There is a certain majestic nature to being far above the clouds, crossing the country or an ocean while receiving small bags of snacks and watered-down drinks. Air travel has long been the go-to means of getting from one place to another, especially with the ongoing technological advancements for the general public. However, Stephen King and Bev Vincent seek to dispel this bucolic myth with their collection of short stories about flying, all of which explore levels of fear or evil when it comes to being in the air. The collection of seventeen pieces keeps the reader enthralled, with stories from many authors who penned their works at different times during the progress of flight over the past century. From stories about cargo trips back from Jonestown, to ever-elusive gremlins on the wing, through to pieces about a nuclear war commencing during the middle of a continental flight and even the joys of having an airplane before a crime scene during an in-flight murder, King and Vincent seek to spook the reader just a little as they learn about the many ways in which flight could be anything but safe. With wonderfully gripping pieces, some as short as a single paragraph, the editors offer a jam-packed adventure that would put any security scanning line to shame when it comes to horrific experiences. A great anthology that will keep many a reader wanting to plant their feet on terra firms for the foreseeable future. Highly recommended for those who enjoy short stories that differ greatly from one another and those who are not put off by some of the predictable disasters that could await any airline passenger.

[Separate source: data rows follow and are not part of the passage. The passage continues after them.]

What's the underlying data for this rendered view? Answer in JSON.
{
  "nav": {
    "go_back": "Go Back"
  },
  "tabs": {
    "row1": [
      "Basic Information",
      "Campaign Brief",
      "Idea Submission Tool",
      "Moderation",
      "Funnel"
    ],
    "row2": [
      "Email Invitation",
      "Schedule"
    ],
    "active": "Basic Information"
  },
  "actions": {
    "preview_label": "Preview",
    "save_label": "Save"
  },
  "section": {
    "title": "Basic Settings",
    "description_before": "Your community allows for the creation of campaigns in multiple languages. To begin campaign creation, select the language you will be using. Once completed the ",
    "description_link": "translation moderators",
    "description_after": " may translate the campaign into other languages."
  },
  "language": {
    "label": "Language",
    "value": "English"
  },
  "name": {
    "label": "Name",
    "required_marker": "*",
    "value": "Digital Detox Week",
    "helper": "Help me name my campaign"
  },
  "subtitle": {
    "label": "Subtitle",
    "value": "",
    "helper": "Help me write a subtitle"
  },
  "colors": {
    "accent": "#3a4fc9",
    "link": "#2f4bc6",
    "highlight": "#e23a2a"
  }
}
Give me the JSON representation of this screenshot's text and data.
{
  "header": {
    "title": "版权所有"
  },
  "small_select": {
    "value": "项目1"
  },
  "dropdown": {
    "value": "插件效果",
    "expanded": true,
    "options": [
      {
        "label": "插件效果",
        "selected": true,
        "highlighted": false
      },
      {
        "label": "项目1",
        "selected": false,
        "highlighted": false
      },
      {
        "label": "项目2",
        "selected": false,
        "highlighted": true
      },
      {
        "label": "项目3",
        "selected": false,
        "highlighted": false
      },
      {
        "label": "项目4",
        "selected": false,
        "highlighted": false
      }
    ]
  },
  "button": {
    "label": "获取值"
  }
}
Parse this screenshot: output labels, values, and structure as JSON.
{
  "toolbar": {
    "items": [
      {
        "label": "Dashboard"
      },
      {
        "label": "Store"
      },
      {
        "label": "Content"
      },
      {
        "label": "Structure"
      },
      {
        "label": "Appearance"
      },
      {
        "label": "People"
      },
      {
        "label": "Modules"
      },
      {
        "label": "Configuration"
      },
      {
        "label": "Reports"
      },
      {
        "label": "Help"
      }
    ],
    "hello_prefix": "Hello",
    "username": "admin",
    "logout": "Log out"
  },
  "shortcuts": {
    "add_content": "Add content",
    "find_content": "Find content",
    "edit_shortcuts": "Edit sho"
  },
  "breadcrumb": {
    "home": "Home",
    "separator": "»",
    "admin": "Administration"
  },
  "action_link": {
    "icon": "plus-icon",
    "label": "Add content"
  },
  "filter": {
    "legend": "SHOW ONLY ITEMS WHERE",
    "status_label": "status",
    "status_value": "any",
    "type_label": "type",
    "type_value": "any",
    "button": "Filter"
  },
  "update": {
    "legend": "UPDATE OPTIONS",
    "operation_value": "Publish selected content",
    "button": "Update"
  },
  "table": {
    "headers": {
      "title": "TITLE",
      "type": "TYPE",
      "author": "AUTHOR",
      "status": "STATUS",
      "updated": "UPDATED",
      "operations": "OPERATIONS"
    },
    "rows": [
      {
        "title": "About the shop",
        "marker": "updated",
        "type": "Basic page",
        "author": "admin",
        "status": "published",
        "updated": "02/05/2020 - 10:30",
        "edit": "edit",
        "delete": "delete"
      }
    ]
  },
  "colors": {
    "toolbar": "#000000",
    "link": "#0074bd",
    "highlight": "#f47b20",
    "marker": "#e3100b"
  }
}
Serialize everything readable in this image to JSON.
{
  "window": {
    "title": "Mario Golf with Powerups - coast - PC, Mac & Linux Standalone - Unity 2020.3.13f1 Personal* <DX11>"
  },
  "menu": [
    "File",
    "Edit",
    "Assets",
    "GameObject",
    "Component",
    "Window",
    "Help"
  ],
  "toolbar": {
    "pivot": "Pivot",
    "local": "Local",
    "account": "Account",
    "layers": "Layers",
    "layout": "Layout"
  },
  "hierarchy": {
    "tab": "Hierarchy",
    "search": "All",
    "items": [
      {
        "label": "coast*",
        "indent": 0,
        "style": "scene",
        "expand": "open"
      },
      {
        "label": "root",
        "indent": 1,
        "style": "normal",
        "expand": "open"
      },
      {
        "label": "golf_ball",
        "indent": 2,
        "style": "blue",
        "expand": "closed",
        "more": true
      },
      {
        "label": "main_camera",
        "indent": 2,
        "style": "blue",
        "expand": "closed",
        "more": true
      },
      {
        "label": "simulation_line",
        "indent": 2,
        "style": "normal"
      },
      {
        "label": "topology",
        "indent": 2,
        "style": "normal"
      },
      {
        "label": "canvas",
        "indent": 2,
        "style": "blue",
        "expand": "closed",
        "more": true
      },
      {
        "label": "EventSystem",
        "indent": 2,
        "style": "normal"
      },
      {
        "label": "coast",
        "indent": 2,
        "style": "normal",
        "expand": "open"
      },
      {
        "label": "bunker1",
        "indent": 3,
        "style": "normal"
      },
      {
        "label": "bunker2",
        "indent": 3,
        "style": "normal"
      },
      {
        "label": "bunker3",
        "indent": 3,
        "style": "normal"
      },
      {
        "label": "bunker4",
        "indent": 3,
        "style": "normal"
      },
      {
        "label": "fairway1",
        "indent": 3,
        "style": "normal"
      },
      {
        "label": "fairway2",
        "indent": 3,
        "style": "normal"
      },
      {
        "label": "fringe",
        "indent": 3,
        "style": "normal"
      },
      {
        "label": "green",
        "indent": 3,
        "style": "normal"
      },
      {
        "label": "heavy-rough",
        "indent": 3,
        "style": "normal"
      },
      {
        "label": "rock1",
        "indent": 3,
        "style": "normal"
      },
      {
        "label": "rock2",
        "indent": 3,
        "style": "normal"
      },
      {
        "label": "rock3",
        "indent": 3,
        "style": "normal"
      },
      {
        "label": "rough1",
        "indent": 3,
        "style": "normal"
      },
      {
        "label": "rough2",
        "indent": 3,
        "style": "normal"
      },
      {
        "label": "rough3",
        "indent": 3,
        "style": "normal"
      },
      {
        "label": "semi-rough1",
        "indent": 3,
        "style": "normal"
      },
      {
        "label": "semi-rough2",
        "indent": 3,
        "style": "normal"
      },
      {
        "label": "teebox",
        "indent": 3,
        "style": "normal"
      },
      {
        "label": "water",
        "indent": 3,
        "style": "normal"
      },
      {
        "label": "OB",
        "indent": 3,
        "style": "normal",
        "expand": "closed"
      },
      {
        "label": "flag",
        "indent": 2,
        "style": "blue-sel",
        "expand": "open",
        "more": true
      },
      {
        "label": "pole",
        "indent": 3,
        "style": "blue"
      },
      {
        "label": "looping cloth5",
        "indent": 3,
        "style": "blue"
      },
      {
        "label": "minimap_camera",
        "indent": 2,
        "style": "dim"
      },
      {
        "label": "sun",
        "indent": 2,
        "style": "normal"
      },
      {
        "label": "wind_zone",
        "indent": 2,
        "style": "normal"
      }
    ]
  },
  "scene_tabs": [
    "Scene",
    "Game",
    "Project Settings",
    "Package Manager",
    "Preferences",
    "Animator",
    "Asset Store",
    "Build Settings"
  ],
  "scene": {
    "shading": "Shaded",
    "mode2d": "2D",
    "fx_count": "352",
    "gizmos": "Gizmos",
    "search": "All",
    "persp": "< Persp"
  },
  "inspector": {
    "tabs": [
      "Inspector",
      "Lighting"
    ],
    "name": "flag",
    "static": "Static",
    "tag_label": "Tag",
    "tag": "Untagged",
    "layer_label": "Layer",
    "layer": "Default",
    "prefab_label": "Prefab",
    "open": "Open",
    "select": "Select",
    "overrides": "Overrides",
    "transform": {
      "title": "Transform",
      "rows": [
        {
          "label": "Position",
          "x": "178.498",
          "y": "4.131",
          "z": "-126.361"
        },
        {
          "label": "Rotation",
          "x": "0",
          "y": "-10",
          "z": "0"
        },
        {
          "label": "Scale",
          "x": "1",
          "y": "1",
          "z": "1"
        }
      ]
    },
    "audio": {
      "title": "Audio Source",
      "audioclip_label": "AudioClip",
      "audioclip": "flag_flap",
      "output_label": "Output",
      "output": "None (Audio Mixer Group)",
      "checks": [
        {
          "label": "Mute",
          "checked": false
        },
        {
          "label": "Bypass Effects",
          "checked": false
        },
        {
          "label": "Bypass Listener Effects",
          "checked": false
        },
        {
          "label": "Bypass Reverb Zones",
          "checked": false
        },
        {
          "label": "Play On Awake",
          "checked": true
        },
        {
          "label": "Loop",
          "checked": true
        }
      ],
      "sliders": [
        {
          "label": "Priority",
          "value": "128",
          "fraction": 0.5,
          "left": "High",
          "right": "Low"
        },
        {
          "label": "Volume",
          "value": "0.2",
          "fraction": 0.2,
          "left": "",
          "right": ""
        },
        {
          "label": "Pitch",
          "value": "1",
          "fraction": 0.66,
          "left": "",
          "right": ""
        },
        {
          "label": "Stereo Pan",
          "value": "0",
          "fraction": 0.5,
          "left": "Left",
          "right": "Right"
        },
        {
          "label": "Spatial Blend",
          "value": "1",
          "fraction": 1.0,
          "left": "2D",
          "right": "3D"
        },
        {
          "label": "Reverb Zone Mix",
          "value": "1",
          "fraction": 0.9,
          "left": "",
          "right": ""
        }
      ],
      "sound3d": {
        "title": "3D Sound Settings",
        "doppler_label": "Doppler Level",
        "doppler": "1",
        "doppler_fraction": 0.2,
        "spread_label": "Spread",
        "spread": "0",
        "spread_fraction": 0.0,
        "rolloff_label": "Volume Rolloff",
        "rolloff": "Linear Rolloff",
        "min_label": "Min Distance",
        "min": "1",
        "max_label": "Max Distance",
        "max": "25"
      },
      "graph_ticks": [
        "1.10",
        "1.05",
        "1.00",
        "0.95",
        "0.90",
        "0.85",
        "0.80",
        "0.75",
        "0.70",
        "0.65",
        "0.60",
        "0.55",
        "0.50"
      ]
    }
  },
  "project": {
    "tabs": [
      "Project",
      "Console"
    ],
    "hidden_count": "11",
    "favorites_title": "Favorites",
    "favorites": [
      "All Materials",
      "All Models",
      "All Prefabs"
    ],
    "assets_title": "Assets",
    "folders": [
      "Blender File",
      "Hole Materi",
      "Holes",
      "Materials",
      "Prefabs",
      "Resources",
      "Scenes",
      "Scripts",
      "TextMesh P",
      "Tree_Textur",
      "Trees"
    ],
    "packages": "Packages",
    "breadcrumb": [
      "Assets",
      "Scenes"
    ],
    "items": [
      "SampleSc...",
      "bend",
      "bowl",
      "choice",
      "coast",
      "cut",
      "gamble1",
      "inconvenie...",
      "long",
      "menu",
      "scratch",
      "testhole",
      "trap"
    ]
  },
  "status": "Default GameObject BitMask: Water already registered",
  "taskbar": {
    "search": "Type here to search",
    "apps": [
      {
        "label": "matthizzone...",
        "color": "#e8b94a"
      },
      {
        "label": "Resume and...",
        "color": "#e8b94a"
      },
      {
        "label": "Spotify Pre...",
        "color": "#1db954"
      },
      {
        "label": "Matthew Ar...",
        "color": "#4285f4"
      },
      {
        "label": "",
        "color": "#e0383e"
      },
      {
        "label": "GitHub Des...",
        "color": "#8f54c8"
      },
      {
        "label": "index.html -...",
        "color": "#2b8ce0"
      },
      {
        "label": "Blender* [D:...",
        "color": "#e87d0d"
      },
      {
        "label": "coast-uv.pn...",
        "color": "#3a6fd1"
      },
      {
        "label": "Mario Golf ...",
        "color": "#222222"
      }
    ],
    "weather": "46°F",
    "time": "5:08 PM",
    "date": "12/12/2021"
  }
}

Having long been a fan of Stephen King—and an avid flier—I was eager to get my hands on this piece to see the sorts of authors and stories that were gathered to create this nightmarish collection. Not only are the pieces entirely unique from one another, but they span the entirety of the flight experience. Some authors penned their stories not long after the Wright Brothers made their brief sojourn into the air while others tackle topics of a Cold War era or even when travel was as sleek as could be imagined. This great cross-section of writing enriches the collection even more, though there is a theme of fear within each piece. As the editors offer a brief synopsis of the piece to come, the reader is able to place it into context and can—should they wish—notice the chronological and technological progresses made in air travel. As the reader is introduced to scores of characters in a variety of settings, they can relate to as many as they like while endeavouring not to scare themselves with vivid imaginings of what could go wrong. The choice of stories was wonderful, as was the varied lengths of the pieces on offer. However, perhaps I should not have read this days before I would board a plane. Now then, which button was actually used to bring down the plane and not summon assistance for additional pretzels?

Kudos, Messrs. King and Vincent, for this captivating collection. I thoroughly enjoyed the experience and hope you’ll continue to collaborate again soon.

This book fulfils Topic #1:Collecting Words in the Equinox #6 Reading Challenge.